Allgemeine Zeitung
14.06.2002

Werkstattgespräch
Vom Meer in die Hölle

Premiere von Righinis „Don Giovanni Tenorio"

Die letzte Premiere in dieser Spielzeit am Staatstheater ist der Lohn intensiven Forschens: In der Ungarischen Nationalbibliothek wurde eine Don Giovanni-Partitur entdeckt, die dort über 200 Jahre ruhte, bei ihrer Uraufführung in Prag 1776 gefeiert wurde – und mit ihr der Komponist Vincenzo Righini. Dem anderen Don Juan, Righinis „Don Giovanni Tenorio", schenkt am Sonntag, 20 Uhr, das „Junge Ensemble" ein neues Bühnenleben im Kleinen Haus. Anouk Nicklisch hat die Opernparodie inszeniert. Die AZ sprach mit der Regisseurin. Das Gespräch führte unser Redaktionsmitglied Susanne Einhäuser.

Don Juan – der Mythos. Er inspirierte viele Komponisten. Wieso hat sich das Staatstheater für die Fassung von Vincenzo Righini entschieden, einem heute weithin unbekannten italienischen Komponisten?

In Wien war Righini ein tatsächlicher Konkurrent von Mozart, und er ist eine richtige Ausgrabung: 1787 bis 1792 war der Italiener Mainzer Hofkapellmeister. Seinen Don Giovanni komponierte er zwölf Jahre vor Mozart. Die Uraufführung am Prager Kotzen-Theater 1776 war so erfolgreich, dass das Stück sofort unter anderem in Wien, Hannover und Braunschweig nachgespielt wurde.

Nur nie in Mainz?

Da wurde 1789 Mozarts „Don Giovanni" erstaufgeführt.

Der fesselnde Frauenheld – wie interpretiert ihn Righini in seinem Dramma tragicomico „Il Convitato die Pietra, Il Dissoluto (Das steinerne Gastmahl oder Der Ruchlose)?

Im ersten Akt taucht Don Giovanni mit seinem Diener Arlecchino aus dem Meer auf, erscheint als anarchisches Naturwesen, ist skrupellos, nimmt sich, was ihm gefällt – zuerst seine Retterin, die Fischerin Elisa, dann die Tochter des Komturs, Donna Anna. Hier scheitert er. Der Vater kommt hinzu und wird im Zweikampf getötet.
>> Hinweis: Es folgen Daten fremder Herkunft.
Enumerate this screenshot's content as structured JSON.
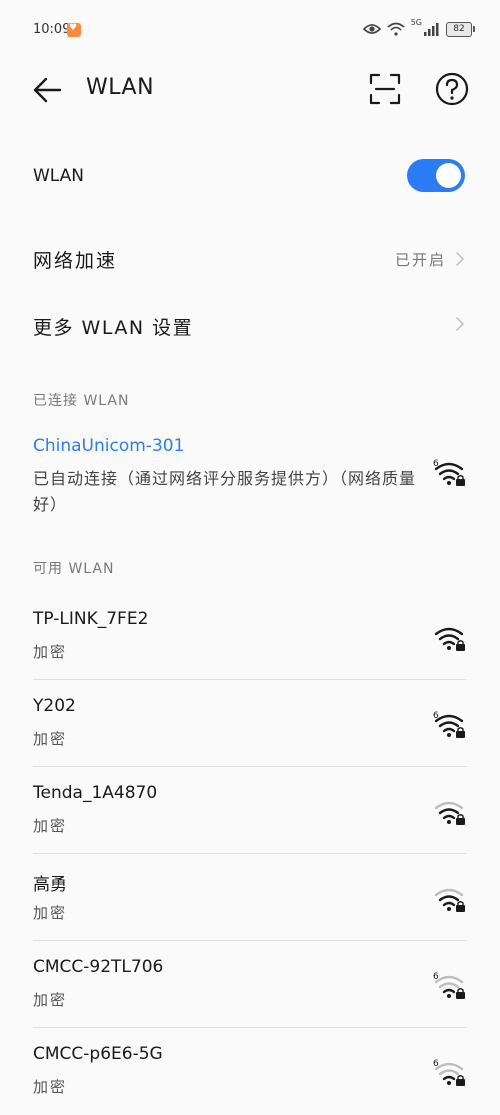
{
  "status_bar": {
    "time": "10:09",
    "battery": "82",
    "network": "5G"
  },
  "header": {
    "title": "WLAN"
  },
  "wlan_toggle": {
    "label": "WLAN",
    "on": true
  },
  "network_accel": {
    "label": "网络加速",
    "value": "已开启"
  },
  "more_settings": {
    "label": "更多 WLAN 设置"
  },
  "connected": {
    "section_label": "已连接 WLAN",
    "name": "ChinaUnicom-301",
    "description": "已自动连接（通过网络评分服务提供方）（网络质量好）"
  },
  "available": {
    "section_label": "可用 WLAN",
    "networks": [
      {
        "name": "TP-LINK_7FE2",
        "security": "加密"
      },
      {
        "name": "Y202",
        "security": "加密"
      },
      {
        "name": "Tenda_1A4870",
        "security": "加密"
      },
      {
        "name": "高勇",
        "security": "加密"
      },
      {
        "name": "CMCC-92TL706",
        "security": "加密"
      },
      {
        "name": "CMCC-p6E6-5G",
        "security": "加密"
      }
    ]
  },
  "colors": {
    "accent": "#2a7df4",
    "background": "#fafafa"
  }
}
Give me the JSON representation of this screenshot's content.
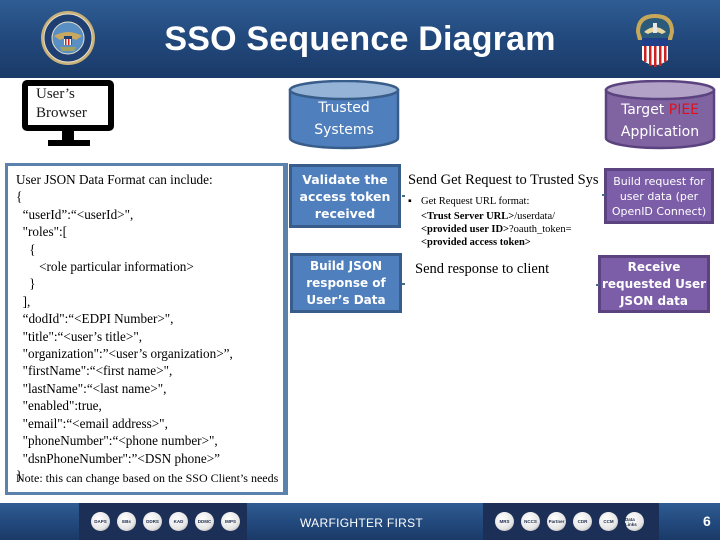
{
  "header": {
    "title": "SSO Sequence Diagram",
    "left_logo": "dod-seal-icon",
    "right_logo": "dla-seal-icon"
  },
  "actors": {
    "browser": {
      "label_line1": "User’s",
      "label_line2": "Browser",
      "icon": "monitor-icon"
    },
    "trusted": {
      "label_line1": "Trusted",
      "label_line2": "Systems",
      "color": "#4f7fbd"
    },
    "target": {
      "label_prefix": "Target ",
      "label_highlight": "PIEE",
      "label_line2": "Application",
      "color": "#7b5ea7",
      "highlight_color": "#e0101a"
    }
  },
  "json_panel": {
    "lines": [
      "User JSON Data Format can include:",
      "{",
      "  “userId”:“<userId>\",",
      "  \"roles\":[",
      "    {",
      "       <role particular information>",
      "    }",
      "  ],",
      "  “dodId\":“<EDPI Number>\",",
      "  \"title\":“<user’s title>\",",
      "  \"organization\":”<user’s organization>”,",
      "  \"firstName\":“<first name>\",",
      "  \"lastName\":“<last name>\",",
      "  \"enabled\":true,",
      "  \"email\":“<email address>\",",
      "  \"phoneNumber\":“<phone number>\",",
      "  \"dsnPhoneNumber\":”<DSN phone>”",
      "}"
    ],
    "note": "Note: this can change based on the SSO Client’s needs"
  },
  "steps": {
    "validate": {
      "line1": "Validate the",
      "line2": "access token",
      "line3": "received"
    },
    "build_json": {
      "line1": "Build JSON",
      "line2": "response of",
      "line3": "User’s Data"
    },
    "build_request": {
      "line1": "Build request for",
      "line2": "user data (per",
      "line3": "OpenID Connect)"
    },
    "receive": {
      "line1": "Receive",
      "line2": "requested User",
      "line3": "JSON data"
    }
  },
  "messages": {
    "get_request": {
      "title": "Send Get Request to Trusted Sys",
      "bullet": "Get Request URL format:",
      "url_part1_bold": "<Trust Server URL>",
      "url_part1_rest": "/userdata/",
      "url_part2_bold": "<provided user ID>",
      "url_part2_rest": "?oauth_token=",
      "url_part3_bold": "<provided access token>"
    },
    "response": {
      "title": "Send response to client"
    }
  },
  "footer": {
    "text": "WARFIGHTER FIRST",
    "page_number": "6",
    "left_seals": [
      "DAPS",
      "EBs",
      "DDRS",
      "KAD",
      "DDMC",
      "IMPS"
    ],
    "right_seals": [
      "MRS",
      "NCCS",
      "Partner",
      "CDR",
      "CCM",
      "Data Links"
    ]
  }
}
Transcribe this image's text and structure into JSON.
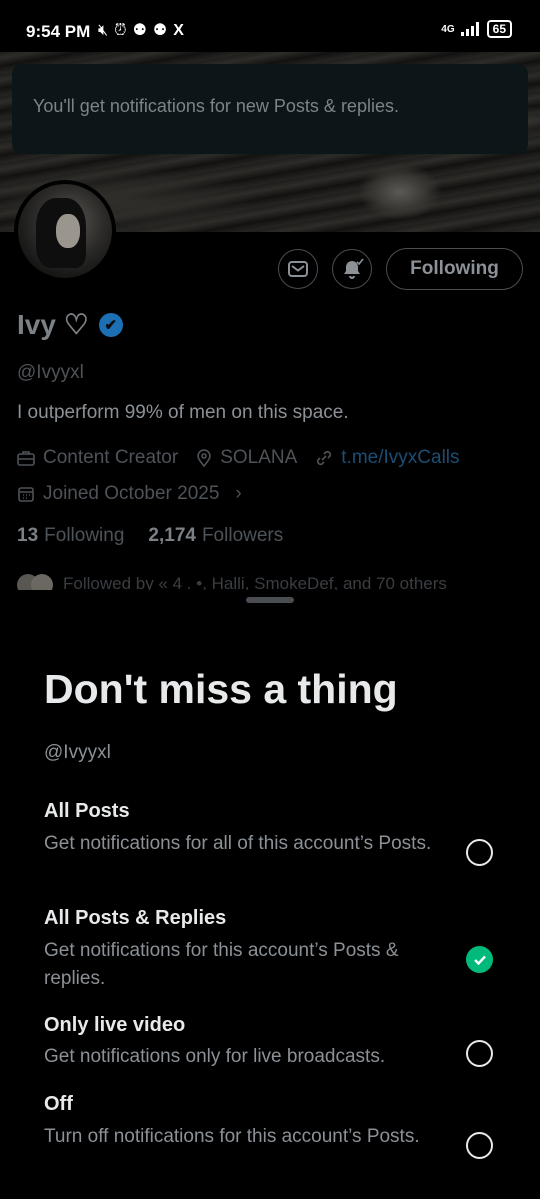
{
  "status_bar": {
    "time": "9:54 PM",
    "notification_icons": [
      "muted-mic-icon",
      "alarm-icon",
      "discord-icon",
      "discord-icon",
      "x-icon"
    ],
    "network": "4G",
    "battery": "65"
  },
  "toast": {
    "message": "You'll get notifications for new Posts & replies."
  },
  "profile": {
    "name": "Ivy ♡",
    "handle": "@Ivyyxl",
    "bio": "I outperform 99% of men on this space.",
    "category": "Content Creator",
    "location": "SOLANA",
    "website": "t.me/IvyxCalls",
    "joined": "Joined October 2025",
    "following_count": "13",
    "following_label": "Following",
    "followers_count": "2,174",
    "followers_label": "Followers",
    "followed_by": "Followed by « 4 . •, Halli, SmokeDef, and 70 others",
    "follow_button_label": "Following",
    "verified_color": "#1d9bf0"
  },
  "sheet": {
    "title": "Don't miss a thing",
    "handle": "@Ivyyxl",
    "options": [
      {
        "title": "All Posts",
        "desc": "Get notifications for all of this account’s Posts.",
        "selected": false
      },
      {
        "title": "All Posts & Replies",
        "desc": "Get notifications for this account’s Posts & replies.",
        "selected": true
      },
      {
        "title": "Only live video",
        "desc": "Get notifications only for live broadcasts.",
        "selected": false
      },
      {
        "title": "Off",
        "desc": "Turn off notifications for this account’s Posts.",
        "selected": false
      }
    ],
    "accent_color": "#00ba7c"
  }
}
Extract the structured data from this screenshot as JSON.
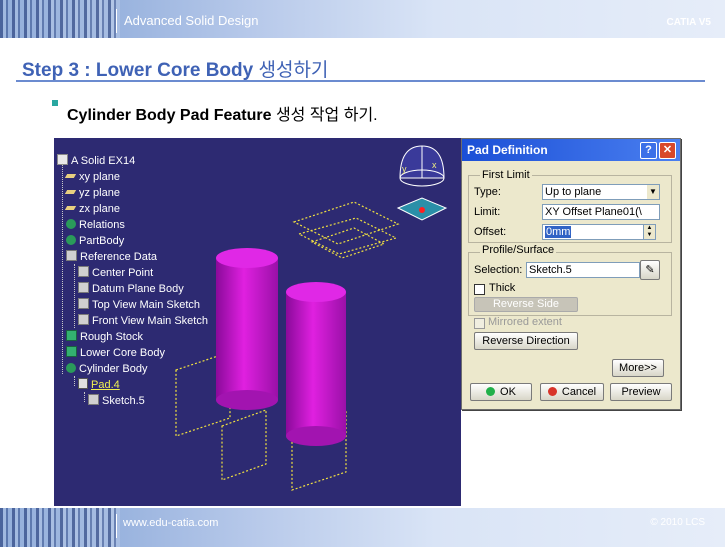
{
  "header": {
    "title": "Advanced Solid Design",
    "brand": "CATIA V5"
  },
  "slide": {
    "heading": "Step 3 : Lower Core Body",
    "heading_kr": "생성하기",
    "subtitle": "Cylinder Body Pad Feature",
    "subtitle_kr": "생성 작업 하기."
  },
  "tree": {
    "items": [
      {
        "label": "A Solid EX14"
      },
      {
        "label": "xy plane"
      },
      {
        "label": "yz plane"
      },
      {
        "label": "zx plane"
      },
      {
        "label": "Relations"
      },
      {
        "label": "PartBody"
      },
      {
        "label": "Reference Data"
      },
      {
        "label": "Center Point"
      },
      {
        "label": "Datum Plane Body"
      },
      {
        "label": "Top View Main Sketch"
      },
      {
        "label": "Front View Main Sketch"
      },
      {
        "label": "Rough Stock"
      },
      {
        "label": "Lower Core Body"
      },
      {
        "label": "Cylinder Body"
      },
      {
        "label": "Pad.4"
      },
      {
        "label": "Sketch.5"
      }
    ]
  },
  "compass": {
    "x_label": "x",
    "y_label": "y"
  },
  "dialog": {
    "title": "Pad Definition",
    "help": "?",
    "close": "✕",
    "first_limit": {
      "group": "First Limit",
      "type_label": "Type:",
      "type_value": "Up to plane",
      "limit_label": "Limit:",
      "limit_value": "XY Offset Plane01(\\",
      "offset_label": "Offset:",
      "offset_value": "0mm"
    },
    "profile": {
      "group": "Profile/Surface",
      "selection_label": "Selection:",
      "selection_value": "Sketch.5",
      "thick_label": "Thick",
      "reverse_side": "Reverse Side"
    },
    "mirrored_extent": "Mirrored extent",
    "reverse_direction": "Reverse Direction",
    "more": "More>>",
    "ok": "OK",
    "cancel": "Cancel",
    "preview": "Preview"
  },
  "footer": {
    "url": "www.edu-catia.com",
    "copyright": "© 2010 LCS"
  },
  "colors": {
    "viewport_bg": "#2d2a72",
    "cylinder": "#cc11cc",
    "accent": "#3f62b5",
    "dialog_bg": "#ece8cc"
  }
}
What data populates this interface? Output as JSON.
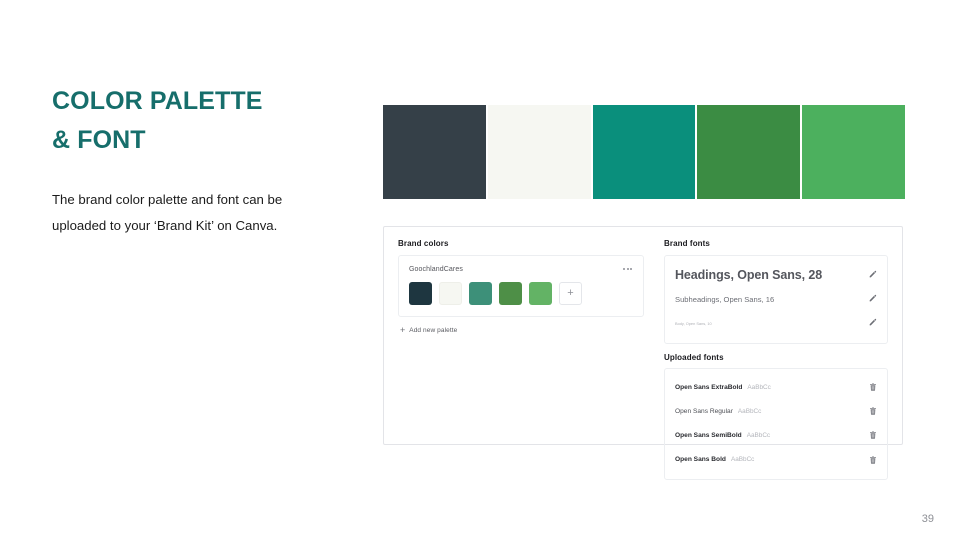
{
  "slide": {
    "title": "COLOR PALETTE\n& FONT",
    "body": "The brand color palette and font can be uploaded to your ‘Brand Kit’ on Canva.",
    "title_color": "#166E6B",
    "page_number": "39"
  },
  "swatch_strip": [
    {
      "name": "dark-slate",
      "hex": "#354048"
    },
    {
      "name": "off-white",
      "hex": "#F6F7F2"
    },
    {
      "name": "teal",
      "hex": "#0A8F7C"
    },
    {
      "name": "dark-green",
      "hex": "#3B8C43"
    },
    {
      "name": "mid-green",
      "hex": "#4CB05E"
    }
  ],
  "canva": {
    "brand_colors": {
      "heading": "Brand colors",
      "palette_name": "GoochlandCares",
      "menu_icon": "three-dots-icon",
      "swatches": [
        {
          "name": "dark-slate",
          "hex": "#1E3640"
        },
        {
          "name": "off-white",
          "hex": "#F6F7F2"
        },
        {
          "name": "teal",
          "hex": "#3D9079"
        },
        {
          "name": "dark-green",
          "hex": "#4E8F47"
        },
        {
          "name": "mid-green",
          "hex": "#63B365"
        }
      ],
      "add_swatch_label": "+",
      "add_palette_label": "Add new palette",
      "add_palette_icon": "plus-icon"
    },
    "brand_fonts": {
      "heading": "Brand fonts",
      "rows": [
        {
          "label": "Headings, Open Sans, 28",
          "style": "heading",
          "edit_icon": "pencil-icon"
        },
        {
          "label": "Subheadings, Open Sans, 16",
          "style": "sub",
          "edit_icon": "pencil-icon"
        },
        {
          "label": "Body, Open Sans, 10",
          "style": "body",
          "edit_icon": "pencil-icon"
        }
      ]
    },
    "uploaded_fonts": {
      "heading": "Uploaded fonts",
      "rows": [
        {
          "name": "Open Sans ExtraBold",
          "preview": "AaBbCc",
          "weight": "bold",
          "delete_icon": "trash-icon"
        },
        {
          "name": "Open Sans Regular",
          "preview": "AaBbCc",
          "weight": "regular",
          "delete_icon": "trash-icon"
        },
        {
          "name": "Open Sans SemiBold",
          "preview": "AaBbCc",
          "weight": "bold",
          "delete_icon": "trash-icon"
        },
        {
          "name": "Open Sans Bold",
          "preview": "AaBbCc",
          "weight": "bold",
          "delete_icon": "trash-icon"
        }
      ]
    }
  }
}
Righini zeigt den Schwerenöter auch nachdenklich und zum Ende hin melancholisch: Don Giovanni fordert die Götter heraus, provoziert seine eigene Trauerfeier.

Wie bringen Sie Don Giovanni auf die Bühne?

Wie ich empfinde und lese – ästhetisch. Giovanni schlüpft bei jeder Frau in eine Rolle, verkleidet sich auch. Wir spielen mit barocken Theaterelementen, behaupten, jetzt ist hier das Meer, die Hölle oder ein schwarzer Totenfluss.

Und wie klingt Righini im Vergleich zu Mozart?

Es ist Musik, die Spaß macht, und mit Leichtigkeit vertont ist. Jeder, der das Stück bisher gehört hat, hatte gute Laune. Wir haben ein Streichorchester, zwei Oboen, zwei Hörner und zwei Trompeten, drei Frauenstimmen und drei Tenöre.

Sie arbeiten mit Sängerinnen und Sängern zusammen, die in der Ausbildung stehen und dem Orchester des Fachbereichs Musik der Universität...

Es ist eine gute Zusammenarbeit und ein starkes Engagement. Wir waren unheimlich schnell. Bis auf die Besetzung von Don Giovanni mit John Pierce sind alle übrigen Studierende.

Gibt es noch Karten für die Premiere?

Nein, aber für alle weiteren Vorstellungen am 17. 19., 28. und 30. Juni.